= National Commission for Women (Nigeria) =

Nigerian organization for the welfare of women

The National Commission for Women (NCW) was a Nigerian organization established by the Federal Government of Nigeria in 1989, and charged with promoting the welfare of women in Nigeria. The NCW was a predecessor of the Federal Ministry of Women Affairs and Youth Development.

==History==
Responding to the demands of Nigerian women's organizations, in 1988 the federal government announced plans to establish a National Commission on Women and Development. The venue chosen for the announcement was the inaugural Better Life Fair, held in Lagos in 1988. The new Commission was thereby symbolically associated with the activity of the First Lady of Nigeria, Maryam Babangida, who had launched the Better Life for Rural Women Programme (BLP) in 1987.

The commission was formally established by the National Commission for Women Act, military decree number 30 in 1989. Its objectives were declared as follows:

1. To promote the welfare of women in general.

2. to promote the full utilization of women in the development of human resources.

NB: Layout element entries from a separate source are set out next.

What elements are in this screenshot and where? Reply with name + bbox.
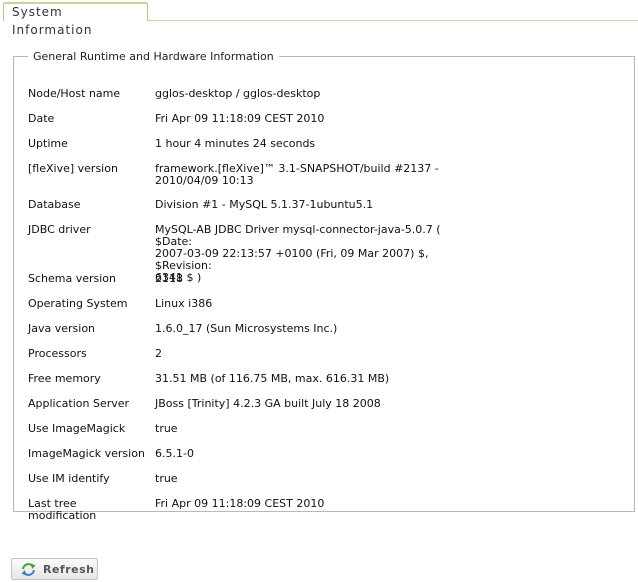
row-label: ImageMagick version (28, 447, 145, 460)
row-label: Use IM identify (28, 472, 110, 485)
tab-bar-divider (148, 20, 638, 21)
refresh-button-label: Refresh (43, 562, 95, 576)
refresh-icon (21, 562, 36, 576)
row-label: Schema version (28, 272, 117, 285)
row-label: Uptime (28, 137, 68, 150)
row-value: true (155, 422, 178, 435)
tab-label: System Information (12, 5, 93, 37)
row-value: 2118 (155, 272, 183, 285)
row-value: 1 hour 4 minutes 24 seconds (155, 137, 316, 150)
tab-bar: System Information (0, 0, 638, 37)
row-value: 2 (155, 347, 162, 360)
row-value: true (155, 472, 178, 485)
row-value: 1.6.0_17 (Sun Microsystems Inc.) (155, 322, 338, 335)
panel-legend: General Runtime and Hardware Information (33, 50, 274, 63)
row-label: Operating System (28, 297, 128, 310)
refresh-button[interactable]: Refresh (11, 558, 98, 580)
row-value: 6.5.1-0 (155, 447, 194, 460)
row-value: gglos-desktop / gglos-desktop (155, 87, 321, 100)
tab-system-information[interactable]: System Information (3, 2, 148, 37)
row-label: Last tree modification (28, 497, 97, 522)
row-label: Application Server (28, 397, 130, 410)
row-value: Division #1 - MySQL 5.1.37-1ubuntu5.1 (155, 198, 374, 211)
row-value: Linux i386 (155, 297, 213, 310)
row-label: Date (28, 112, 55, 125)
general-info-panel: General Runtime and Hardware Information… (13, 50, 635, 522)
row-value: framework.[fleXive]™ 3.1-SNAPSHOT/build … (155, 162, 439, 187)
row-value: 31.51 MB (of 116.75 MB, max. 616.31 MB) (155, 372, 390, 385)
row-label: Free memory (28, 372, 101, 385)
row-label: [fleXive] version (28, 162, 118, 175)
row-value: Fri Apr 09 11:18:09 CEST 2010 (155, 112, 325, 125)
row-label: Processors (28, 347, 87, 360)
row-label: Java version (28, 322, 96, 335)
row-value: JBoss [Trinity] 4.2.3 GA built July 18 2… (155, 397, 381, 410)
row-label: Database (28, 198, 81, 211)
row-label: JDBC driver (28, 223, 91, 236)
row-label: Use ImageMagick (28, 422, 126, 435)
row-value: Fri Apr 09 11:18:09 CEST 2010 (155, 497, 325, 510)
row-label: Node/Host name (28, 87, 121, 100)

3. To bring about the acceptance of women as full participants in every sphere of national development, with equal rights and corresponding duties.

4. To eliminate totally social and cultural practices tending to discriminate against and dehumanize womanhood.

The campaigner and academic Bolanle Awe was appointed as the first NCW chairperson, serving from 1990 to 1992. However, there was competition between the NCW and the BLP. Maryam Babangida wanted control of the NCW and exerted pressure against Awe, even seeing Awe arrested in 1992. In August 1992 President Babangida issued a decree (no. 42) which restructured the commission, putting it under the control of the First Lady's office.